Written by Jakub Rusinowski · Last updated June 15, 2026
Google's mobile-first multimodal model family. Uses the novel MatFormer nested architecture — a single model file contains multiple sub-models (E2B/E4B) that can run at different sizes. Processes text, images, audio, and video. Runs on phones without internet.
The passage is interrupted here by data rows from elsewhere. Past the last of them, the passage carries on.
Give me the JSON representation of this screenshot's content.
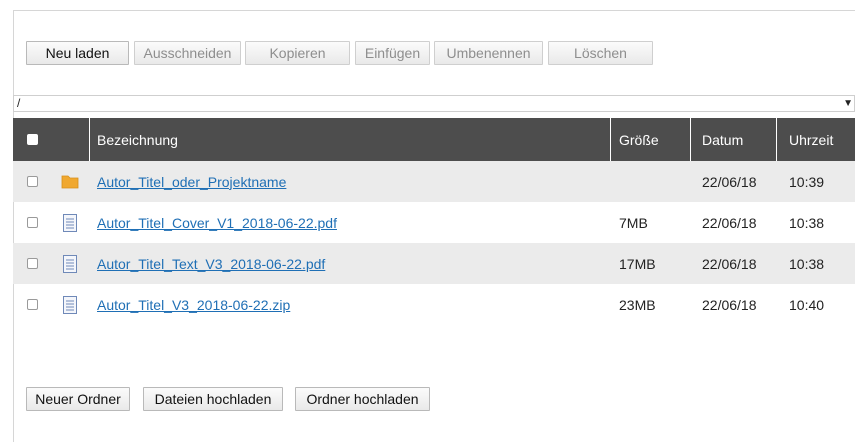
{
  "toolbar": {
    "buttons": [
      {
        "label": "Neu laden",
        "enabled": true
      },
      {
        "label": "Ausschneiden",
        "enabled": false
      },
      {
        "label": "Kopieren",
        "enabled": false
      },
      {
        "label": "Einfügen",
        "enabled": false
      },
      {
        "label": "Umbenennen",
        "enabled": false
      },
      {
        "label": "Löschen",
        "enabled": false
      }
    ]
  },
  "path": {
    "value": "/",
    "caret": "▼"
  },
  "table": {
    "headers": {
      "name": "Bezeichnung",
      "size": "Größe",
      "date": "Datum",
      "time": "Uhrzeit"
    },
    "rows": [
      {
        "type": "folder",
        "name": "Autor_Titel_oder_Projektname",
        "size": "",
        "date": "22/06/18",
        "time": "10:39"
      },
      {
        "type": "file",
        "name": "Autor_Titel_Cover_V1_2018-06-22.pdf",
        "size": "7MB",
        "date": "22/06/18",
        "time": "10:38"
      },
      {
        "type": "file",
        "name": "Autor_Titel_Text_V3_2018-06-22.pdf",
        "size": "17MB",
        "date": "22/06/18",
        "time": "10:38"
      },
      {
        "type": "file",
        "name": "Autor_Titel_V3_2018-06-22.zip",
        "size": "23MB",
        "date": "22/06/18",
        "time": "10:40"
      }
    ]
  },
  "bottom": {
    "new_folder": "Neuer Ordner",
    "upload_files": "Dateien hochladen",
    "upload_folder": "Ordner hochladen"
  },
  "colors": {
    "header_bg": "#4d4d4d",
    "row_alt": "#ebebeb",
    "link": "#1f6fb5",
    "folder": "#f0a830",
    "doc": "#6f89b8"
  }
}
| Gemma 3n E2B | Min 2 GB VRAM · Q4_K_M · 32,768 ctx · ollama run gemma3n:e2b |
| Gemma 3n E4B | Min 3 GB VRAM · Q4_K_M · 32,768 ctx · ollama run gemma3n:e4b |
Install Ollama then run: ollama run gemma3n:e2b
Minimum VRAM: 2 GB. For best results use Q4_K_M quantization.
Gemma 3n needs about 2 GB VRAM at Q4_K_M quantization for its smallest variant. Variants: Gemma 3n E2B (2 GB, Q4_K_M); Gemma 3n E4B (3 GB, Q4_K_M). On Apple Silicon, unified memory counts toward this requirement.
Yes — Gemma 3n runs on an RTX 4090 (24 GB) and other 24 GB cards such as the RTX 3090. Smaller variants also fit comfortably on 8–16 GB GPUs at Q4_K_M.
Q4_K_M is the best balance of quality and VRAM for Gemma 3n in most cases. Choose Q8_0 for near-lossless quality if you have spare VRAM, or smaller quants (Q3/Q2) only when memory is tight.
Install Ollama, then run: ollama run gemma3n:e2b. This downloads Gemma 3n and starts a local, OpenAI-compatible endpoint — no internet connection is needed after the initial download.